Though Hajjar had spent significant time learning and understanding the best pitching technology available through classroom PowerPoint sessions at Michigan, and reviewing his data after each outing and bullpen, the opportunity to use the Edgertronic and Rapsodo feedback pitch by pitch during his time in Tampa made a big difference in a short time. 

 

“Instead of judging how good a pitch was based on the feel coming out of my hand, I could actually get the data right away,” he said. “A problem I was having originally when I was throwing [the curveball] was that some of my hand was on the side of the ball more than I thought it was. I thought I was throwing a curveball with my hand directly on top of the ball, but then I’d look at the Edgertronic camera that’s showing the slow-mo of my hand releasing the ball and it’s actually off to the side. 

“So we came up with a cue to drive my thumb over the top half of the ball, based off the Edgertronic camera and what that was showing us, and then it really got to where it was 12-to-6.” 

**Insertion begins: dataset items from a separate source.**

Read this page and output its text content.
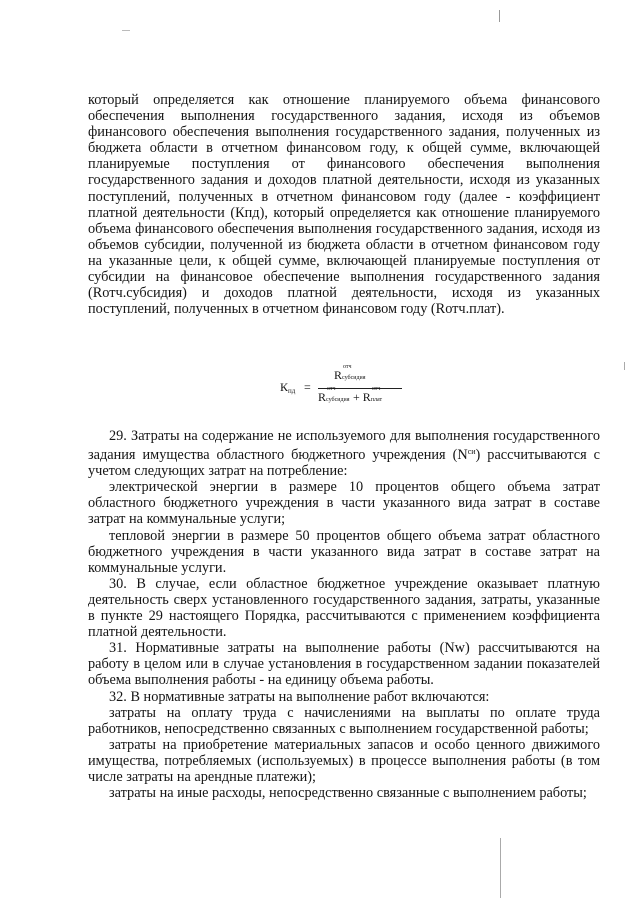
который определяется как отношение планируемого объема финансового обеспечения выполнения государственного задания, исходя из объемов финансового обеспечения выполнения государственного задания, полученных из бюджета области в отчетном финансовом году, к общей сумме, включающей планируемые поступления от финансового обеспечения выполнения государственного задания и доходов платной деятельности, исходя из указанных поступлений, полученных в отчетном финансовом году (далее - коэффициент платной деятельности (Кпд), который определяется как отношение планируемого объема финансового обеспечения выполнения государственного задания, исходя из объемов субсидии, полученной из бюджета области в отчетном финансовом году на указанные цели, к общей сумме, включающей планируемые поступления от субсидии на финансовое обеспечение выполнения государственного задания (Rотч.субсидия) и доходов платной деятельности, исходя из указанных поступлений, полученных в отчетном финансовом году (Rотч.плат).

$К_{пд}$ =
R
отч
субсидия
R
отч
субсидия + R
отч
плат

29. Затраты на содержание не используемого для выполнения государственного задания имущества областного бюджетного учреждения $(N^{си})$ рассчитываются с учетом следующих затрат на потребление:

электрической энергии в размере 10 процентов общего объема затрат областного бюджетного учреждения в части указанного вида затрат в составе затрат на коммунальные услуги;

тепловой энергии в размере 50 процентов общего объема затрат областного бюджетного учреждения в части указанного вида затрат в составе затрат на коммунальные услуги.

30. В случае, если областное бюджетное учреждение оказывает платную деятельность сверх установленного государственного задания, затраты, указанные в пункте 29 настоящего Порядка, рассчитываются с применением коэффициента платной деятельности.

31. Нормативные затраты на выполнение работы (Nw) рассчитываются на работу в целом или в случае установления в государственном задании показателей объема выполнения работы - на единицу объема работы.

32. В нормативные затраты на выполнение работ включаются:

затраты на оплату труда с начислениями на выплаты по оплате труда работников, непосредственно связанных с выполнением государственной работы;

затраты на приобретение материальных запасов и особо ценного движимого имущества, потребляемых (используемых) в процессе выполнения работы (в том числе затраты на арендные платежи);

затраты на иные расходы, непосредственно связанные с выполнением работы;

In addition to developing the new breaking ball, Hajjar took the slurve-like offering he was throwing last year and made some modifications to increase the separation between the two even further. 

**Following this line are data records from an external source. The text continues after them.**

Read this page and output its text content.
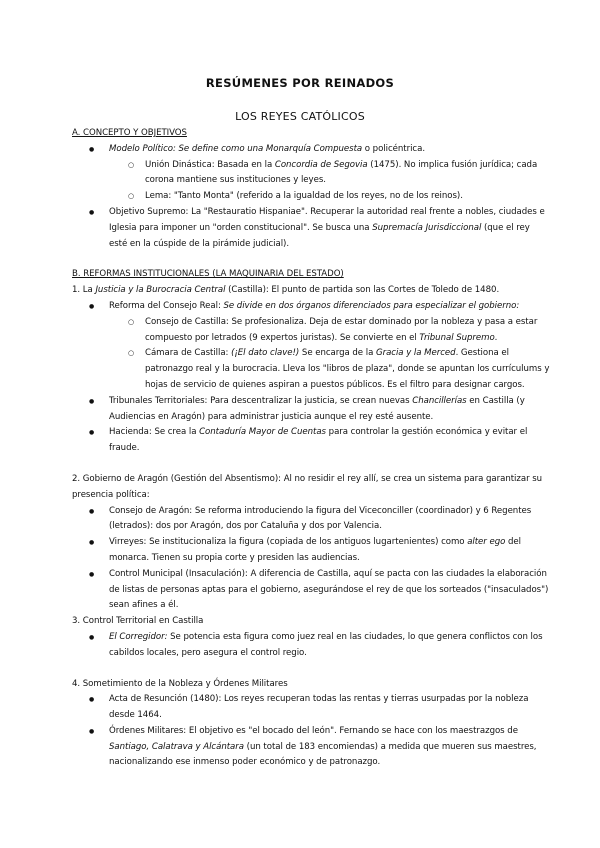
RESÚMENES POR REINADOS
LOS REYES CATÓLICOS

A. CONCEPTO Y OBJETIVOS

● Modelo Político: Se define como una Monarquía Compuesta o policéntrica.

○ Unión Dinástica: Basada en la Concordia de Segovia (1475). No implica fusión jurídica; cada corona mantiene sus instituciones y leyes.

○ Lema: "Tanto Monta" (referido a la igualdad de los reyes, no de los reinos).

● Objetivo Supremo: La "Restauratio Hispaniae". Recuperar la autoridad real frente a nobles, ciudades e Iglesia para imponer un "orden constitucional". Se busca una Supremacía Jurisdiccional (que el rey esté en la cúspide de la pirámide judicial).

B. REFORMAS INSTITUCIONALES (LA MAQUINARIA DEL ESTADO)

1. La Justicia y la Burocracia Central (Castilla): El punto de partida son las Cortes de Toledo de 1480.

● Reforma del Consejo Real: Se divide en dos órganos diferenciados para especializar el gobierno:

○ Consejo de Castilla: Se profesionaliza. Deja de estar dominado por la nobleza y pasa a estar compuesto por letrados (9 expertos juristas). Se convierte en el Tribunal Supremo.

○ Cámara de Castilla: (¡El dato clave!) Se encarga de la Gracia y la Merced. Gestiona el patronazgo real y la burocracia. Lleva los "libros de plaza", donde se apuntan los currículums y hojas de servicio de quienes aspiran a puestos públicos. Es el filtro para designar cargos.

● Tribunales Territoriales: Para descentralizar la justicia, se crean nuevas Chancillerías en Castilla (y Audiencias en Aragón) para administrar justicia aunque el rey esté ausente.

● Hacienda: Se crea la Contaduría Mayor de Cuentas para controlar la gestión económica y evitar el fraude.

2. Gobierno de Aragón (Gestión del Absentismo): Al no residir el rey allí, se crea un sistema para garantizar su presencia política:

● Consejo de Aragón: Se reforma introduciendo la figura del Viceconciller (coordinador) y 6 Regentes (letrados): dos por Aragón, dos por Cataluña y dos por Valencia.

● Virreyes: Se institucionaliza la figura (copiada de los antiguos lugartenientes) como alter ego del monarca. Tienen su propia corte y presiden las audiencias.

● Control Municipal (Insaculación): A diferencia de Castilla, aquí se pacta con las ciudades la elaboración de listas de personas aptas para el gobierno, asegurándose el rey de que los sorteados ("insaculados") sean afines a él.

3. Control Territorial en Castilla

● El Corregidor: Se potencia esta figura como juez real en las ciudades, lo que genera conflictos con los cabildos locales, pero asegura el control regio.

4. Sometimiento de la Nobleza y Órdenes Militares

● Acta de Resunción (1480): Los reyes recuperan todas las rentas y tierras usurpadas por la nobleza desde 1464.

● Órdenes Militares: El objetivo es "el bocado del león". Fernando se hace con los maestrazgos de Santiago, Calatrava y Alcántara (un total de 183 encomiendas) a medida que mueren sus maestres, nacionalizando ese inmenso poder económico y de patronazgo.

“I would have called it a slider last year,” he said. “So I kept that same pitch but now it’s a little harder, it’s a little more gyro than it was last year. It’s a little more cutter-ish than it is a true slider. So I changed the pitch that I was throwing last year and then I added on a curveball.”

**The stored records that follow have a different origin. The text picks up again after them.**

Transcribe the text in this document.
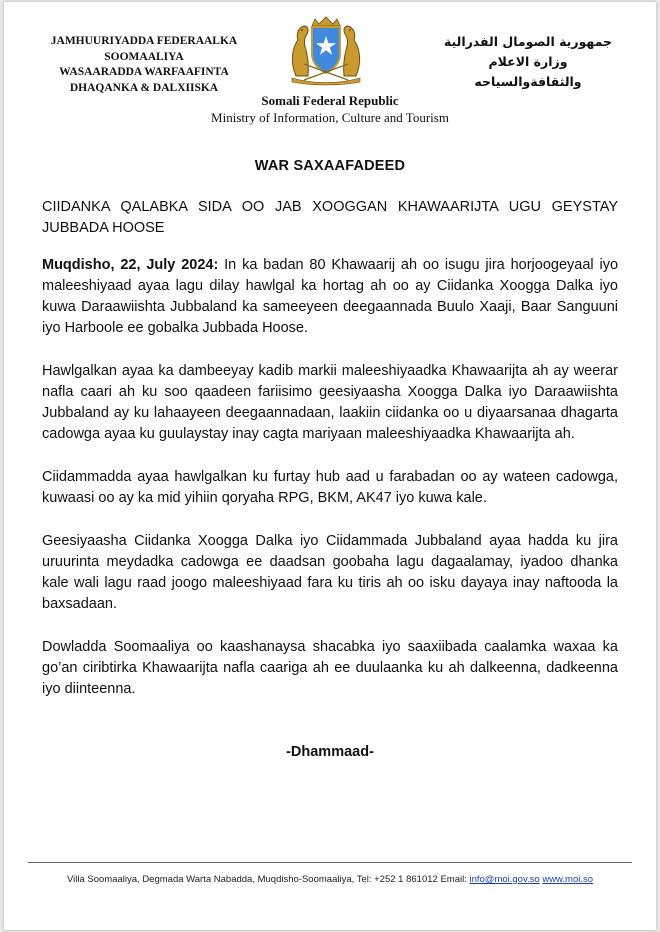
JAMHUURIYADDA FEDERAALKA
SOOMAALIYA
WASAARADDA WARFAAFINTA
DHAQANKA & DALXIISKA
جمهورية الصومال الفدرالية
وزارة الاعلام
والثقافةوالسياحه
Somali Federal Republic
Ministry of Information, Culture and Tourism
WAR SAXAAFADEED
CIIDANKA QALABKA SIDA OO JAB XOOGGAN KHAWAARIJTA UGU GEYSTAY JUBBADA HOOSE

Muqdisho, 22, July 2024: In ka badan 80 Khawaarij ah oo isugu jira horjoogeyaal iyo maleeshiyaad ayaa lagu dilay hawlgal ka hortag ah oo ay Ciidanka Xoogga Dalka iyo kuwa Daraawiishta Jubbaland ka sameeyeen deegaannada Buulo Xaaji, Baar Sanguuni iyo Harboole ee gobalka Jubbada Hoose.

Hawlgalkan ayaa ka dambeeyay kadib markii maleeshiyaadka Khawaarijta ah ay weerar nafla caari ah ku soo qaadeen fariisimo geesiyaasha Xoogga Dalka iyo Daraawiishta Jubbaland ay ku lahaayeen deegaannadaan, laakiin ciidanka oo u diyaarsanaa dhagarta cadowga ayaa ku guulaystay inay cagta mariyaan maleeshiyaadka Khawaarijta ah.

Ciidammadda ayaa hawlgalkan ku furtay hub aad u farabadan oo ay wateen cadowga, kuwaasi oo ay ka mid yihiin qoryaha RPG, BKM, AK47 iyo kuwa kale.

Geesiyaasha Ciidanka Xoogga Dalka iyo Ciidammada Jubbaland ayaa hadda ku jira uruurinta meydadka cadowga ee daadsan goobaha lagu dagaalamay, iyadoo dhanka kale wali lagu raad joogo maleeshiyaad fara ku tiris ah oo isku dayaya inay naftooda la baxsadaan.

Dowladda Soomaaliya oo kaashanaysa shacabka iyo saaxiibada caalamka waxaa ka go’an ciribtirka Khawaarijta nafla caariga ah ee duulaanka ku ah dalkeenna, dadkeenna iyo diinteenna.

-Dhammaad-
Villa Soomaaliya, Degmada Warta Nabadda, Muqdisho-Soomaaliya, Tel: +252 1 861012 Email: info@moi.gov.so www.moi.so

Estimating that his curveball sits around 78 or 79 mph, with his slider coming in anywhere from 80 to 83, the enhanced repertoire has already paid dividends early for Hajjar, with more options and an increased level of confidence in each of them.  

“In my start against Purdue, I went out there and didn’t really have a good feel for the slider or the curveball,” he said. “I actually hit two guys with the curveball and the slider, so I was pretty much pitching off my fastball and changeup. Last year I would have had a lot harder time because I didn’t have as many options to go to. Now, if one or two pitches aren’t working it’s not a big deal because I have more to rely on.”

Hajjar opened his season with a win over Iowa, allowing two runs on six hits over 6.2 innings with one walk and eight strikeouts. Against Purdue, he threw six frames of one-run ball with five Ks, and in his most recent outing versus Illinois, Hajjar allowed three runs on four hits over five innings, walking three and fanning four. 

“I’ve spent so much time watching and in the training room while everyone else was going out there to play, I feel like this is finally my chance to get out there and be with the guys on the field and compete with them,” Hajjar said. “That’s what motivates me. It’s super fun that I’m finally able to get out there and be with the team and I get to wear the Michigan jersey and compete for Michigan.”